Paralisação de professores municipais pode acontecer

Paralisação de professores municipais pode acontecer Fonte da Foto: arquivo

De acordo com os professores da rede municipal, o Prefeito de Avaré, Jô Silvestre, insiste em ignorar as leis 216/16 e 2007/16, não procedendo com a progressão de carreira do magistério municipal, apesar das informações de que o FUNDEB possui os recursos necessários para o cumprimento da lei; o prefeito em reunião com sindicato e professores em 2018 firmou o compromisso de diminuir o limite prudencial da folha para cumprir com o que é de direito dessa classe tão importante e tão desrespeitada, porém não cumpriu com o acordo registrado em ata e assinado por ele e seus secretários.

Há algumas semanas, professoras que representam a classe solicitaram audiência com o prefeito, porém foram orientadas a buscar atendimento com o secretário Ronaldo Guardiano da Administração. Este informou que, de maneira nenhuma, a progressão de carreira ocorreria neste ano e, mesmo sendo de conhecimento público que os professores são remunerados com verbas federais, tentou de forma vaga justificar por impacto causado na folha de pagamento pelos servidores afastados que até então recebiam pelo AVAREPREV e que agora recebem pelo executivo municipal. Todavia, informações dão conta de que as verbas do FUNDEB, bem aplicadas e eticamente administradas, poderiam resolver a questão sem impactos significativos no caixa da educação. Essa mesma explicação o Secretário Ronaldo Guardiano deu ao Jornal do Ogunhê na tarde ontem.

Diante da falta de diálogo, que sempre permeou o governo de Jô Silvestre, assim como o desrespeito total ao plano de carreira do magistério, professoras municipais serão recebidas no Sindicato dos Servidores Públicos Municipais pelo presidente Leonardo, seu corpo jurídico e diversos profissionais de imprensa da região em reunião marcada para a próxima terça-feira dia 21 de janeiro às 9h para discutir a possibilidade de não iniciarem suas atividades laborais no próximo dia 03 de fevereiro, inicio do calendário escolar municipal.

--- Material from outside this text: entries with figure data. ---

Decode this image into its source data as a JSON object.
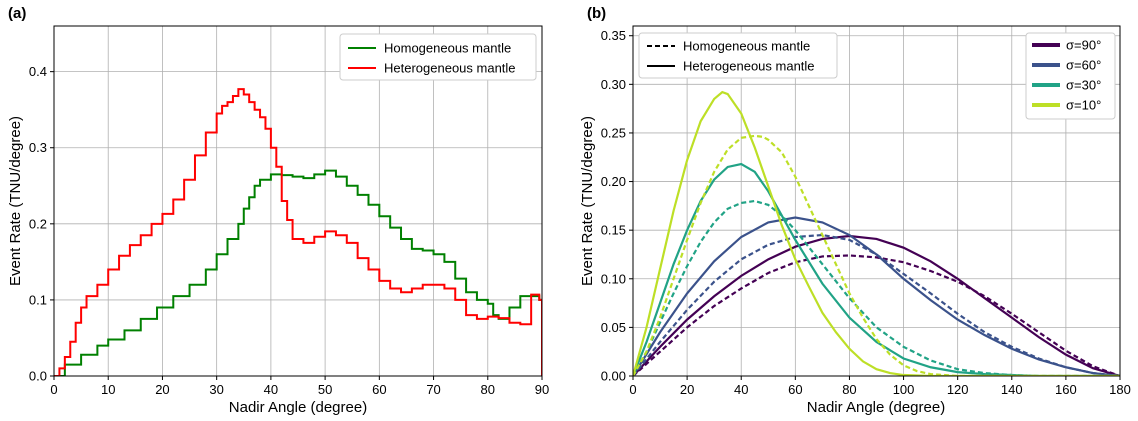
{
  "chart_data": [
    {
      "type": "line",
      "panel_label": "(a)",
      "xlabel": "Nadir Angle (degree)",
      "ylabel": "Event Rate (TNU/degree)",
      "xlim": [
        0,
        90
      ],
      "ylim": [
        0,
        0.46
      ],
      "xticks": [
        0,
        10,
        20,
        30,
        40,
        50,
        60,
        70,
        80,
        90
      ],
      "yticks": [
        0.0,
        0.1,
        0.2,
        0.3,
        0.4
      ],
      "grid": true,
      "legend_position": "top-right",
      "steps": true,
      "series": [
        {
          "name": "Homogeneous mantle",
          "color": "#008000",
          "style": "solid",
          "x": [
            0,
            2,
            5,
            8,
            10,
            13,
            16,
            19,
            22,
            25,
            28,
            30,
            32,
            34,
            35,
            36,
            37,
            38,
            40,
            42,
            44,
            46,
            48,
            50,
            52,
            54,
            56,
            58,
            60,
            62,
            64,
            66,
            68,
            70,
            72,
            74,
            76,
            78,
            80,
            81,
            82,
            84,
            86,
            88,
            89.5
          ],
          "y": [
            0.0,
            0.015,
            0.028,
            0.04,
            0.048,
            0.06,
            0.075,
            0.09,
            0.105,
            0.12,
            0.14,
            0.16,
            0.18,
            0.2,
            0.22,
            0.235,
            0.25,
            0.258,
            0.265,
            0.264,
            0.262,
            0.26,
            0.265,
            0.27,
            0.262,
            0.25,
            0.238,
            0.225,
            0.21,
            0.195,
            0.18,
            0.167,
            0.165,
            0.16,
            0.15,
            0.128,
            0.11,
            0.1,
            0.095,
            0.08,
            0.075,
            0.09,
            0.105,
            0.105,
            0.1
          ]
        },
        {
          "name": "Heterogeneous mantle",
          "color": "#ff0000",
          "style": "solid",
          "x": [
            0,
            1,
            2,
            3,
            4,
            5,
            6,
            8,
            10,
            12,
            14,
            16,
            18,
            20,
            22,
            24,
            26,
            28,
            30,
            31,
            32,
            33,
            34,
            35,
            36,
            37,
            38,
            39,
            40,
            41,
            42,
            43,
            44,
            46,
            48,
            50,
            52,
            54,
            56,
            58,
            60,
            62,
            64,
            66,
            68,
            70,
            72,
            74,
            76,
            78,
            80,
            82,
            84,
            86,
            88,
            89.5
          ],
          "y": [
            0.0,
            0.01,
            0.025,
            0.045,
            0.07,
            0.09,
            0.105,
            0.12,
            0.14,
            0.158,
            0.172,
            0.185,
            0.2,
            0.213,
            0.232,
            0.258,
            0.29,
            0.32,
            0.345,
            0.355,
            0.36,
            0.368,
            0.377,
            0.37,
            0.36,
            0.35,
            0.34,
            0.325,
            0.3,
            0.275,
            0.23,
            0.205,
            0.18,
            0.175,
            0.183,
            0.19,
            0.185,
            0.175,
            0.155,
            0.14,
            0.125,
            0.115,
            0.11,
            0.115,
            0.12,
            0.12,
            0.115,
            0.1,
            0.08,
            0.075,
            0.078,
            0.076,
            0.07,
            0.068,
            0.107,
            0.1
          ]
        }
      ]
    },
    {
      "type": "line",
      "panel_label": "(b)",
      "xlabel": "Nadir Angle (degree)",
      "ylabel": "Event Rate (TNU/degree)",
      "xlim": [
        0,
        180
      ],
      "ylim": [
        0,
        0.36
      ],
      "xticks": [
        0,
        20,
        40,
        60,
        80,
        100,
        120,
        140,
        160,
        180
      ],
      "yticks": [
        0.0,
        0.05,
        0.1,
        0.15,
        0.2,
        0.25,
        0.3,
        0.35
      ],
      "grid": true,
      "legend_style": {
        "position": "top-left",
        "entries": [
          {
            "label": "Homogeneous mantle",
            "style": "dashed"
          },
          {
            "label": "Heterogeneous mantle",
            "style": "solid"
          }
        ]
      },
      "legend_sigma": {
        "position": "top-right",
        "entries": [
          {
            "label": "σ=90°",
            "color": "#440154"
          },
          {
            "label": "σ=60°",
            "color": "#3b528b"
          },
          {
            "label": "σ=30°",
            "color": "#21a386"
          },
          {
            "label": "σ=10°",
            "color": "#bddf26"
          }
        ]
      },
      "series": [
        {
          "sigma": "σ=90°",
          "color": "#440154",
          "style": "solid",
          "x": [
            0,
            10,
            20,
            30,
            40,
            50,
            60,
            70,
            80,
            90,
            100,
            110,
            120,
            130,
            140,
            150,
            160,
            170,
            180
          ],
          "y": [
            0.0,
            0.03,
            0.058,
            0.082,
            0.103,
            0.12,
            0.133,
            0.141,
            0.144,
            0.141,
            0.132,
            0.118,
            0.1,
            0.08,
            0.06,
            0.04,
            0.022,
            0.008,
            0.0
          ]
        },
        {
          "sigma": "σ=90°",
          "color": "#440154",
          "style": "dashed",
          "x": [
            0,
            10,
            20,
            30,
            40,
            50,
            60,
            70,
            80,
            90,
            100,
            110,
            120,
            130,
            140,
            150,
            160,
            170,
            180
          ],
          "y": [
            0.0,
            0.025,
            0.05,
            0.072,
            0.09,
            0.106,
            0.117,
            0.123,
            0.124,
            0.122,
            0.117,
            0.108,
            0.097,
            0.082,
            0.064,
            0.045,
            0.026,
            0.01,
            0.0
          ]
        },
        {
          "sigma": "σ=60°",
          "color": "#3b528b",
          "style": "solid",
          "x": [
            0,
            10,
            20,
            30,
            40,
            50,
            60,
            70,
            80,
            90,
            100,
            110,
            120,
            130,
            140,
            150,
            160,
            170,
            180
          ],
          "y": [
            0.0,
            0.045,
            0.085,
            0.118,
            0.143,
            0.158,
            0.163,
            0.158,
            0.145,
            0.125,
            0.1,
            0.078,
            0.058,
            0.042,
            0.028,
            0.017,
            0.009,
            0.003,
            0.0
          ]
        },
        {
          "sigma": "σ=60°",
          "color": "#3b528b",
          "style": "dashed",
          "x": [
            0,
            10,
            20,
            30,
            40,
            50,
            60,
            70,
            80,
            90,
            100,
            110,
            120,
            130,
            140,
            150,
            160,
            170,
            180
          ],
          "y": [
            0.0,
            0.035,
            0.068,
            0.097,
            0.12,
            0.135,
            0.143,
            0.145,
            0.14,
            0.125,
            0.105,
            0.085,
            0.064,
            0.045,
            0.03,
            0.018,
            0.009,
            0.003,
            0.0
          ]
        },
        {
          "sigma": "σ=30°",
          "color": "#21a386",
          "style": "solid",
          "x": [
            0,
            5,
            10,
            15,
            20,
            25,
            30,
            35,
            40,
            45,
            50,
            55,
            60,
            70,
            80,
            90,
            100,
            110,
            120,
            130,
            140,
            150,
            160,
            170,
            180
          ],
          "y": [
            0.0,
            0.035,
            0.075,
            0.115,
            0.15,
            0.18,
            0.202,
            0.215,
            0.218,
            0.21,
            0.19,
            0.165,
            0.14,
            0.095,
            0.06,
            0.035,
            0.018,
            0.009,
            0.004,
            0.002,
            0.001,
            0.0,
            0.0,
            0.0,
            0.0
          ]
        },
        {
          "sigma": "σ=30°",
          "color": "#21a386",
          "style": "dashed",
          "x": [
            0,
            5,
            10,
            15,
            20,
            25,
            30,
            35,
            40,
            45,
            50,
            55,
            60,
            70,
            80,
            90,
            100,
            110,
            120,
            130,
            140,
            150,
            160,
            170,
            180
          ],
          "y": [
            0.0,
            0.025,
            0.055,
            0.085,
            0.113,
            0.138,
            0.158,
            0.172,
            0.178,
            0.18,
            0.176,
            0.165,
            0.15,
            0.115,
            0.08,
            0.05,
            0.03,
            0.016,
            0.007,
            0.003,
            0.001,
            0.0,
            0.0,
            0.0,
            0.0
          ]
        },
        {
          "sigma": "σ=10°",
          "color": "#bddf26",
          "style": "solid",
          "x": [
            0,
            5,
            10,
            15,
            20,
            25,
            30,
            33,
            35,
            40,
            45,
            50,
            55,
            60,
            65,
            70,
            75,
            80,
            85,
            90,
            95,
            100,
            110,
            120,
            180
          ],
          "y": [
            0.0,
            0.05,
            0.11,
            0.17,
            0.222,
            0.262,
            0.285,
            0.292,
            0.29,
            0.27,
            0.235,
            0.195,
            0.155,
            0.12,
            0.092,
            0.065,
            0.045,
            0.028,
            0.015,
            0.007,
            0.003,
            0.001,
            0.0,
            0.0,
            0.0
          ]
        },
        {
          "sigma": "σ=10°",
          "color": "#bddf26",
          "style": "dashed",
          "x": [
            0,
            5,
            10,
            15,
            20,
            25,
            30,
            35,
            40,
            45,
            48,
            50,
            55,
            60,
            65,
            70,
            75,
            80,
            85,
            90,
            95,
            100,
            105,
            110,
            120,
            180
          ],
          "y": [
            0.0,
            0.025,
            0.06,
            0.1,
            0.14,
            0.178,
            0.21,
            0.233,
            0.245,
            0.247,
            0.246,
            0.243,
            0.23,
            0.205,
            0.175,
            0.145,
            0.115,
            0.085,
            0.06,
            0.038,
            0.022,
            0.011,
            0.005,
            0.002,
            0.0,
            0.0
          ]
        }
      ]
    }
  ]
}
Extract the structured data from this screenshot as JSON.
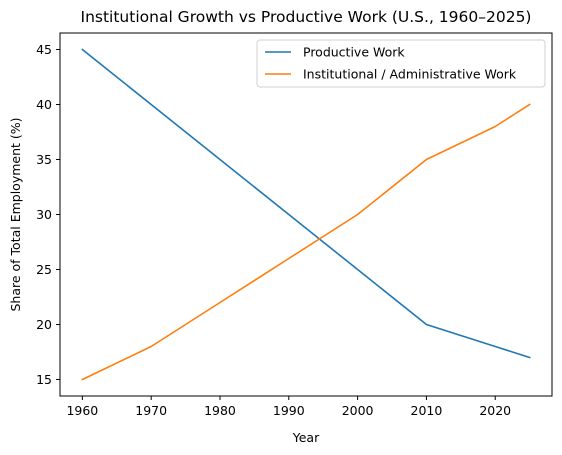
{
  "chart_data": {
    "type": "line",
    "title": "Institutional Growth vs Productive Work (U.S., 1960–2025)",
    "xlabel": "Year",
    "ylabel": "Share of Total Employment (%)",
    "x": [
      1960,
      1970,
      1980,
      1990,
      2000,
      2010,
      2020,
      2025
    ],
    "series": [
      {
        "name": "Productive Work",
        "color": "#1f77b4",
        "values": [
          45,
          40,
          35,
          30,
          25,
          20,
          18,
          17
        ]
      },
      {
        "name": "Institutional / Administrative Work",
        "color": "#ff7f0e",
        "values": [
          15,
          18,
          22,
          26,
          30,
          35,
          38,
          40
        ]
      }
    ],
    "xlim": [
      1956.75,
      2028.25
    ],
    "ylim": [
      13.5,
      46.5
    ],
    "xticks": [
      1960,
      1970,
      1980,
      1990,
      2000,
      2010,
      2020
    ],
    "yticks": [
      15,
      20,
      25,
      30,
      35,
      40,
      45
    ],
    "grid": false,
    "legend_position": "top-right"
  }
}
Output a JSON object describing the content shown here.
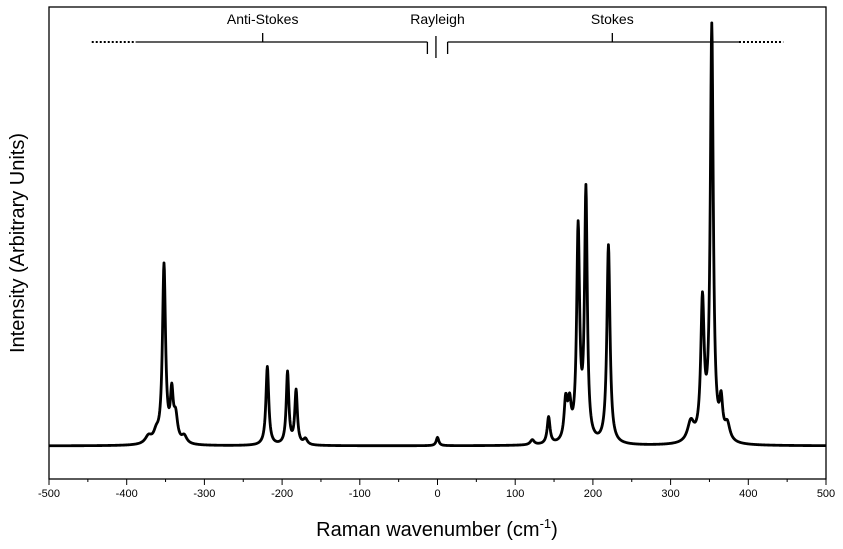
{
  "chart_data": {
    "type": "line",
    "title": "",
    "xlabel": "Raman wavenumber (cm",
    "xlabel_superscript": "-1",
    "xlabel_suffix": ")",
    "ylabel": "Intensity (Arbitrary Units)",
    "xlim": [
      -500,
      500
    ],
    "ylim": [
      -0.08,
      1.06
    ],
    "x_ticks": [
      -500,
      -400,
      -300,
      -200,
      -100,
      0,
      100,
      200,
      300,
      400,
      500
    ],
    "x_tick_labels": [
      "-500",
      "-400",
      "-300",
      "-200",
      "-100",
      "0",
      "100",
      "200",
      "300",
      "400",
      "500"
    ],
    "grid": false,
    "legend": "none",
    "baseline": 0.0,
    "regions": [
      {
        "label": "Anti-Stokes",
        "from": -450,
        "to": -10,
        "label_x": -225
      },
      {
        "label": "Rayleigh",
        "label_x": 0
      },
      {
        "label": "Stokes",
        "from": 10,
        "to": 450,
        "label_x": 225
      }
    ],
    "peaks": [
      {
        "x": -372,
        "height": 0.018,
        "width": 5
      },
      {
        "x": -362,
        "height": 0.022,
        "width": 4
      },
      {
        "x": -352,
        "height": 0.43,
        "width": 2.4
      },
      {
        "x": -342,
        "height": 0.11,
        "width": 2.2
      },
      {
        "x": -337,
        "height": 0.06,
        "width": 3
      },
      {
        "x": -326,
        "height": 0.018,
        "width": 4
      },
      {
        "x": -219,
        "height": 0.19,
        "width": 2.2
      },
      {
        "x": -193,
        "height": 0.175,
        "width": 2.0
      },
      {
        "x": -182,
        "height": 0.13,
        "width": 2.0
      },
      {
        "x": -170,
        "height": 0.014,
        "width": 3
      },
      {
        "x": 0,
        "height": 0.02,
        "width": 2
      },
      {
        "x": 122,
        "height": 0.012,
        "width": 3
      },
      {
        "x": 143,
        "height": 0.065,
        "width": 2.2
      },
      {
        "x": 165,
        "height": 0.095,
        "width": 2.5
      },
      {
        "x": 170,
        "height": 0.08,
        "width": 2.5
      },
      {
        "x": 181,
        "height": 0.51,
        "width": 2.3
      },
      {
        "x": 191,
        "height": 0.6,
        "width": 2.1
      },
      {
        "x": 220,
        "height": 0.48,
        "width": 2.4
      },
      {
        "x": 326,
        "height": 0.048,
        "width": 5
      },
      {
        "x": 341,
        "height": 0.33,
        "width": 2.6
      },
      {
        "x": 353,
        "height": 1.0,
        "width": 2.3
      },
      {
        "x": 365,
        "height": 0.085,
        "width": 2.4
      },
      {
        "x": 373,
        "height": 0.04,
        "width": 4
      }
    ]
  }
}
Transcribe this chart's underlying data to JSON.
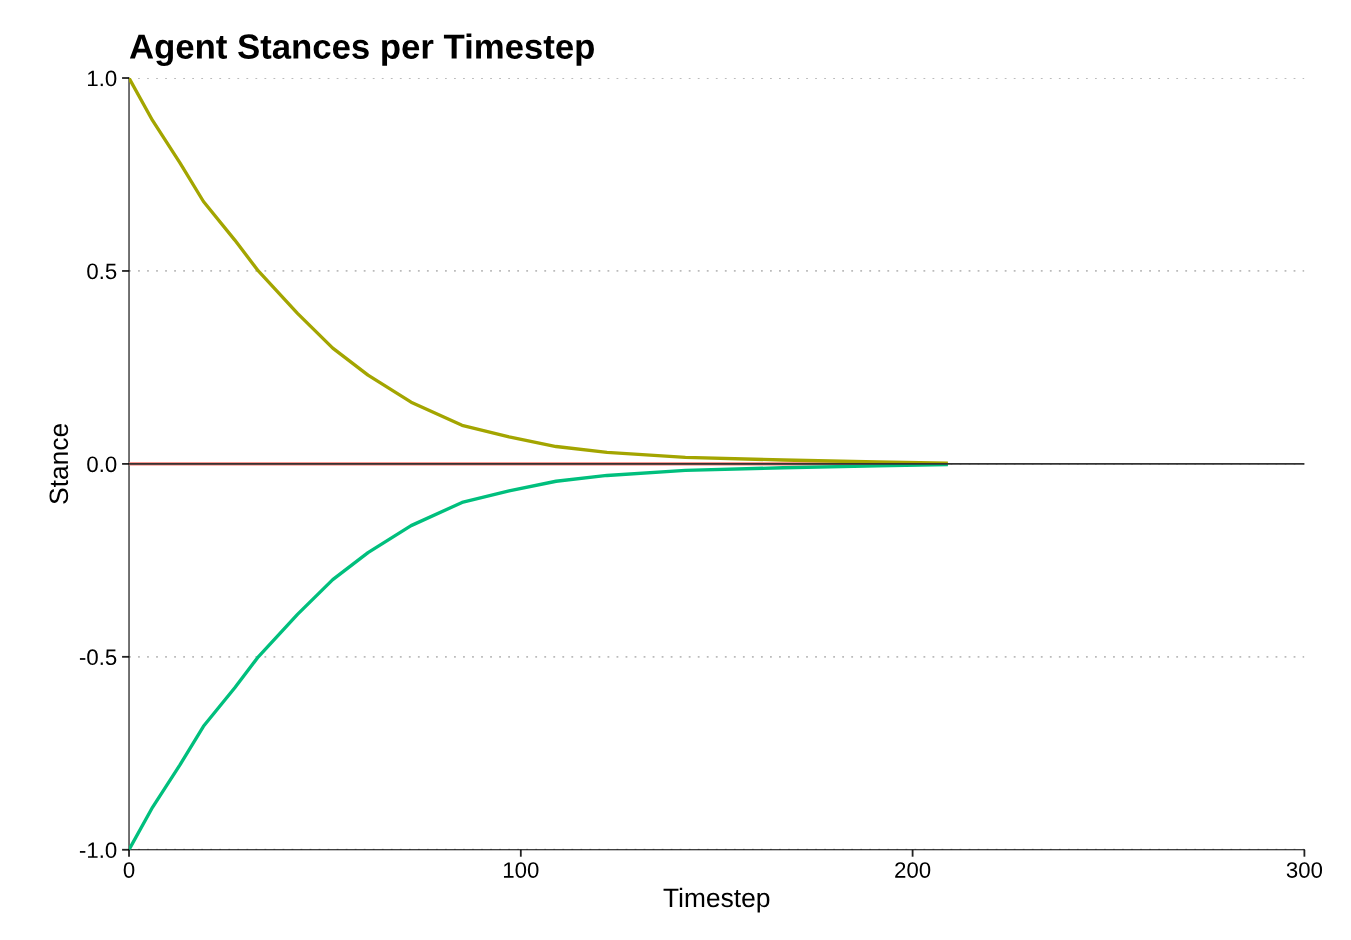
{
  "chart_data": {
    "type": "line",
    "title": "Agent Stances per Timestep",
    "xlabel": "Timestep",
    "ylabel": "Stance",
    "xlim": [
      0,
      300
    ],
    "xticks": [
      0,
      100,
      200,
      300
    ],
    "ylim": [
      -1.0,
      1.0
    ],
    "yticks": [
      {
        "value": -1.0,
        "label": "-1.0"
      },
      {
        "value": -0.5,
        "label": "-0.5"
      },
      {
        "value": 0.0,
        "label": "0.0"
      },
      {
        "value": 0.5,
        "label": "0.5"
      },
      {
        "value": 1.0,
        "label": "1.0"
      }
    ],
    "grid": "y",
    "legend": false,
    "marker": "none",
    "line_style": "solid",
    "ref_lines": [
      {
        "axis": "y",
        "value": 0,
        "label": null,
        "color": "#333333"
      }
    ],
    "series": [
      {
        "color": "#f8766d",
        "x": [
          0,
          209
        ],
        "values": [
          0,
          0
        ]
      },
      {
        "color": "#a3a500",
        "x": [
          0,
          6,
          13,
          19,
          27,
          33,
          43,
          52,
          61,
          72,
          85,
          97,
          109,
          122,
          142,
          167,
          191,
          209
        ],
        "values": [
          1.0,
          0.89,
          0.78,
          0.68,
          0.58,
          0.5,
          0.39,
          0.3,
          0.23,
          0.16,
          0.1,
          0.07,
          0.045,
          0.03,
          0.017,
          0.01,
          0.005,
          0.002
        ]
      },
      {
        "color": "#00bf7d",
        "x": [
          0,
          6,
          13,
          19,
          27,
          33,
          43,
          52,
          61,
          72,
          85,
          97,
          109,
          122,
          142,
          167,
          191,
          209
        ],
        "values": [
          -1.0,
          -0.89,
          -0.78,
          -0.68,
          -0.58,
          -0.5,
          -0.39,
          -0.3,
          -0.23,
          -0.16,
          -0.1,
          -0.07,
          -0.045,
          -0.03,
          -0.017,
          -0.01,
          -0.005,
          -0.002
        ]
      }
    ]
  }
}
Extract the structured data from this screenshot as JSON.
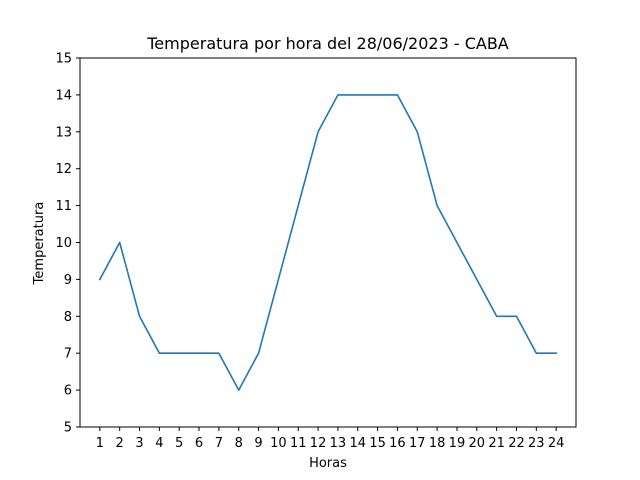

As professoras sabem da importância de suas atuações para a sociedade e o quanto essa data é esperada pelas famílias e crianças, pedem o apoio e a compreensão da sociedade avareense pois a mais de 3 anos elas lutam para que tenham um direito que é assegurado por lei garantido, mas o descaso do Prefeito e de seus secretários é tão latente que não há alternativas a não ser uma possível paralisação dos trabalhos para chamar a atenção da população e dos veículos de comunicação para o caso.

Nota da redação: O Jornal do Ogunhê também ouviu o secretário de Administração Ronaldo Guardiano, cuja explicação já está inserida no contexto, pois o que ele enviou ao jornal se trata do mesmo assunto nessa matéria narrado por professores que conversaram com o secretário. Mesmo assim, vamos na terça feira publicar a versão enviada para que a população avareense possa entender melhor a versão do secretário.